Day #1 reports coming in: https://www.zdnet.com/article/fortinet-shopify-others-report-issues-after-ro... “Helme told ZDNet that he confirmed issues with Palo Alto, Bluecoat, Cisco Umbrella, Catchpoint, Guardian Firewall, Monday.com, PFsense, Google Cloud Monitoring, Azure Application Gateway, OVH, Auth0, Shopify, Xero, QuickBooks, Fortinet, Heroku, Rocket League, InstaPage, Ledger, Netlifyand Cloudflare Pages, but noted that there may be more.” Mark
On 30 Sep 2021, at 2:02 PM, Michael Balzer <dexter@expeedo.de> wrote:
Scott Helme has written some excellent articles on this: https://scotthelme.co.uk/lets-encrypt-to-transition-to-isrg-root/ https://scotthelme.co.uk/lets-encrypt-old-root-expiration/ Regards, Michael
Am 30.09.21 um 07:02 schrieb Mark Webb-Johnson:
Brian,
Let’s Encrypt say that because there are a lot of embedded devices that do not update firmware / trusted CA lists, they did it this way. They are also worried about older Android devices that can’t be updated.
IMHO, they made a bigger mess of it by using cross-signing and introducing SSL/TLS library compatibility issues. The X3 trusted CA cert that was expiring could have simply been renewed without requiring a new one, and maintaining compatibility and a smooth transition. These CA certs are self-signed anyway, so you can do whatever you want with them (and I’ve done the 10 year re-sign twice already for my day-job primary CA).
Regards, Mark.
On 30 Sep 2021, at 12:42 PM, HONDA S2000 <s2000@audiobanshee.com> wrote:
Sorry to jump in the middle (end?) of a long thread...

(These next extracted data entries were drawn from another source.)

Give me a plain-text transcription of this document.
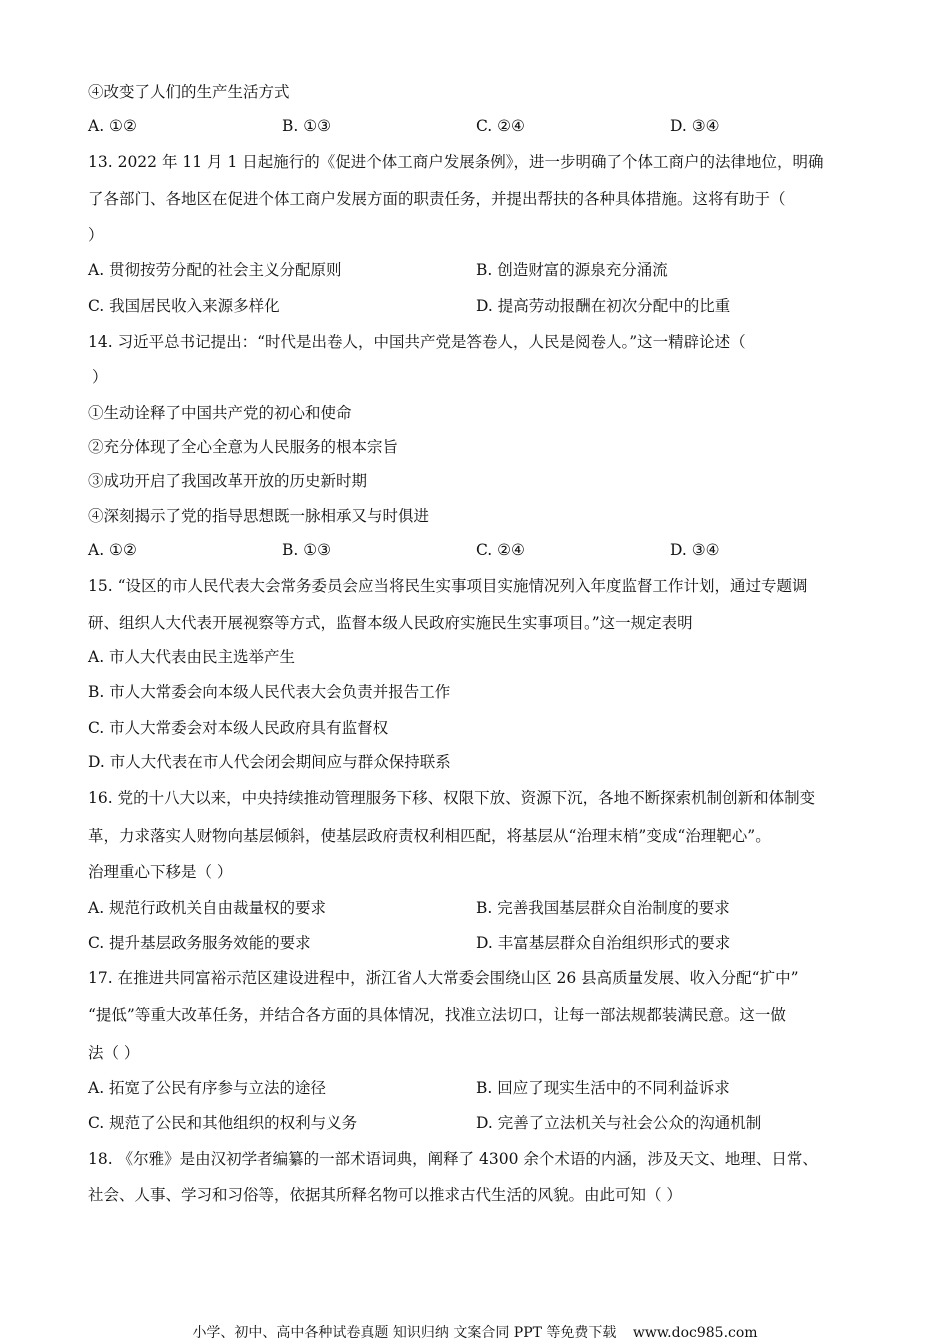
④改变了人们的生产生活方式
A. ①②	B. ①③	C. ②④	D. ③④
13. 2022 年 11 月 1 日起施行的《促进个体工商户发展条例》，进一步明确了个体工商户的法律地位，明确
了各部门、各地区在促进个体工商户发展方面的职责任务，并提出帮扶的各种具体措施。这将有助于（
）
A. 贯彻按劳分配的社会主义分配原则	B. 创造财富的源泉充分涌流
C. 我国居民收入来源多样化	D. 提高劳动报酬在初次分配中的比重
14. 习近平总书记提出：“时代是出卷人，中国共产党是答卷人，人民是阅卷人。”这一精辟论述（
）
①生动诠释了中国共产党的初心和使命
②充分体现了全心全意为人民服务的根本宗旨
③成功开启了我国改革开放的历史新时期
④深刻揭示了党的指导思想既一脉相承又与时俱进
A. ①②	B. ①③	C. ②④	D. ③④
15. “设区的市人民代表大会常务委员会应当将民生实事项目实施情况列入年度监督工作计划，通过专题调
研、组织人大代表开展视察等方式，监督本级人民政府实施民生实事项目。”这一规定表明
A. 市人大代表由民主选举产生
B. 市人大常委会向本级人民代表大会负责并报告工作
C. 市人大常委会对本级人民政府具有监督权
D. 市人大代表在市人代会闭会期间应与群众保持联系
16. 党的十八大以来，中央持续推动管理服务下移、权限下放、资源下沉，各地不断探索机制创新和体制变
革，力求落实人财物向基层倾斜，使基层政府责权利相匹配，将基层从“治理末梢”变成“治理靶心”。
治理重心下移是（ ）
A. 规范行政机关自由裁量权的要求	B. 完善我国基层群众自治制度的要求
C. 提升基层政务服务效能的要求	D. 丰富基层群众自治组织形式的要求
17. 在推进共同富裕示范区建设进程中，浙江省人大常委会围绕山区 26 县高质量发展、收入分配“扩中”
“提低”等重大改革任务，并结合各方面的具体情况，找准立法切口，让每一部法规都装满民意。这一做
法（ ）
A. 拓宽了公民有序参与立法的途径	B. 回应了现实生活中的不同利益诉求
C. 规范了公民和其他组织的权利与义务	D. 完善了立法机关与社会公众的沟通机制
18. 《尔雅》是由汉初学者编纂的一部术语词典，阐释了 4300 余个术语的内涵，涉及天文、地理、日常、
社会、人事、学习和习俗等，依据其所释名物可以推求古代生活的风貌。由此可知（ ）
小学、初中、高中各种试卷真题 知识归纳 文案合同 PPT 等免费下载 www.doc985.com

Working on another system at work a couple of years ago with embedded security, I recall a couple of topics from the design meetings.

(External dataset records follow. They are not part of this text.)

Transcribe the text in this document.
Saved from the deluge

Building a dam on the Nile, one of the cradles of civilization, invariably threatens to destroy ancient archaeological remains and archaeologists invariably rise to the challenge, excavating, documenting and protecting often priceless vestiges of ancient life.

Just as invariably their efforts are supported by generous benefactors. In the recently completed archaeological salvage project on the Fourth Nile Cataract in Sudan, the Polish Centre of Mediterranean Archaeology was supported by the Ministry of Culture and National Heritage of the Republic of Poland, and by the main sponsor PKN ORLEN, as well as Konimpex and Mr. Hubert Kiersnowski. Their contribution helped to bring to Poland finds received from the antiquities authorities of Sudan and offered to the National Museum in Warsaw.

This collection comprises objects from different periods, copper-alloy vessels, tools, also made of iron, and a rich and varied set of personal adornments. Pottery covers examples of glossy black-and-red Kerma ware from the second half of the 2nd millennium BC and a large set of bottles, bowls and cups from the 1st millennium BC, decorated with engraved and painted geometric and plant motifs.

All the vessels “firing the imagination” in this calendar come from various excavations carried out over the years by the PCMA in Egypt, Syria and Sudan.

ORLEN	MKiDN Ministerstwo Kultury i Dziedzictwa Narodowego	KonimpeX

1) Certificate handling should be designed to allow for a transition period where two equivalent certificates are valid at the same time. That's because it's almost impossible to roll out a certificate change in the deployed fleet if only one can be valid at a time. The duration of the overlap needs to be long enough for all systems to transition, and only then can the old certs be removed.

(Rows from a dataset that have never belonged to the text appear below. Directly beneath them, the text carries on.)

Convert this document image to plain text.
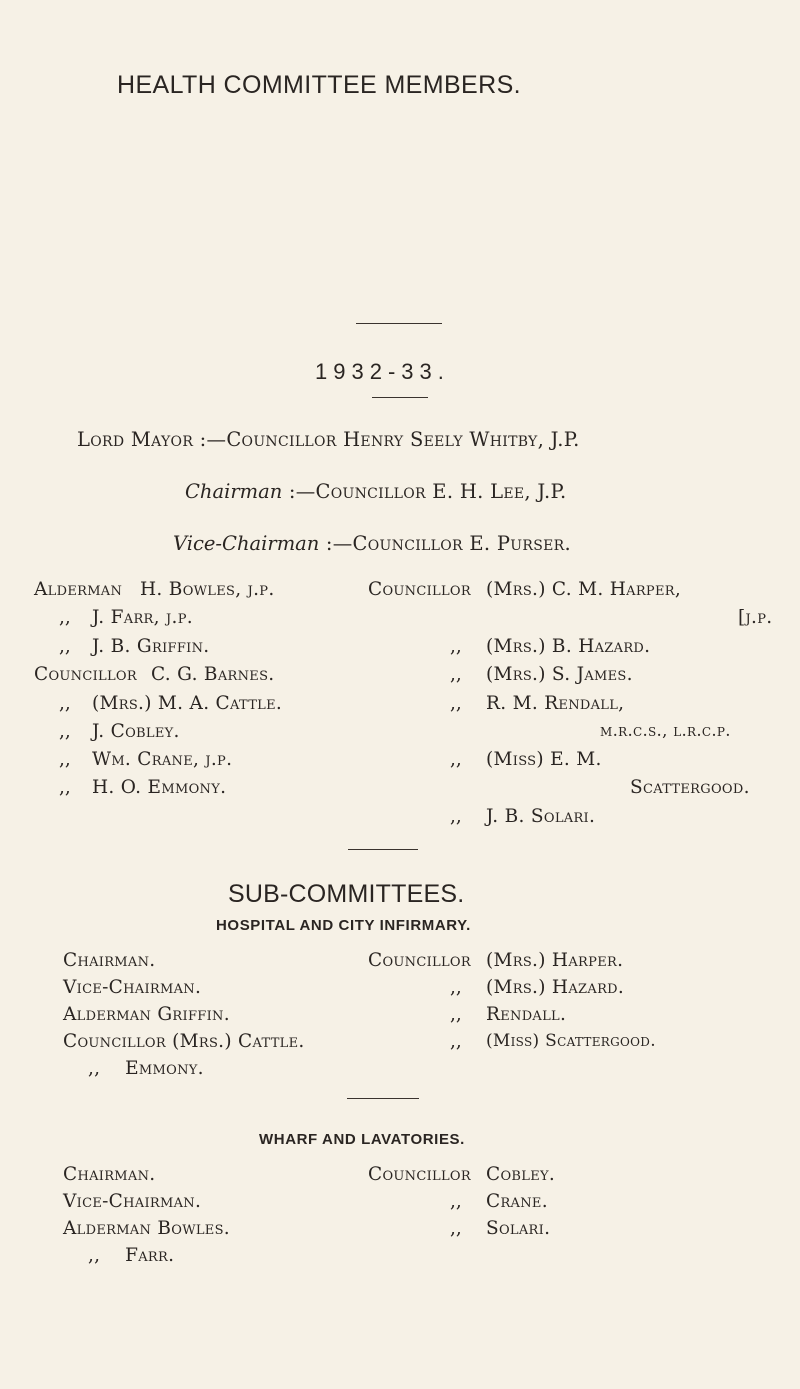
HEALTH COMMITTEE MEMBERS.
1932-33.
Lord Mayor :—Councillor Henry Seely Whitby, J.P.
Chairman :—Councillor E. H. Lee, J.P.
Vice-Chairman :—Councillor E. Purser.
Alderman H. Bowles, j.p.
,, J. Farr, j.p.
,, J. B. Griffin.
Councillor C. G. Barnes.
,, (Mrs.) M. A. Cattle.
,, J. Cobley.
,, Wm. Crane, j.p.
,, H. O. Emmony.
Councillor (Mrs.) C. M. Harper,
[j.p.
,, (Mrs.) B. Hazard.
,, (Mrs.) S. James.
,, R. M. Rendall,
m.r.c.s., l.r.c.p.
,, (Miss) E. M.
Scattergood.
,, J. B. Solari.
SUB-COMMITTEES.
HOSPITAL AND CITY INFIRMARY.
Chairman.
Vice-Chairman.
Alderman Griffin.
Councillor (Mrs.) Cattle.
,,    Emmony.
Councillor (Mrs.) Harper.
,, (Mrs.) Hazard.
,, Rendall.
,, (Miss) Scattergood.
WHARF AND LAVATORIES.
Chairman.
Vice-Chairman.
Alderman Bowles.
,,    Farr.
Councillor Cobley.
,, Crane.
,, Solari.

2) Intermediate certificates are what enables these changes. The top or root cert is usually too protected to allow easy changes, or managed by another entity, so the team / project gets an intermediate that can be used to sign multiple leaf certs with varying expirations.
Leaf certs change relatively quickly, while intermediates change relatively infrequently. In both cases, some overlap time needs to be supported. I suppose this means that the root cert also needs a plan for transition that doesn't abruptly cut off all working systems.
Unfortunately, you probably already know all of this, and I'm just not familiar with how OVMS handles certs. But basically, I'm wondering whether a smoother transition can be designed around the *next* expiration. ... or is this something that Let's Encrypt didn't plan for?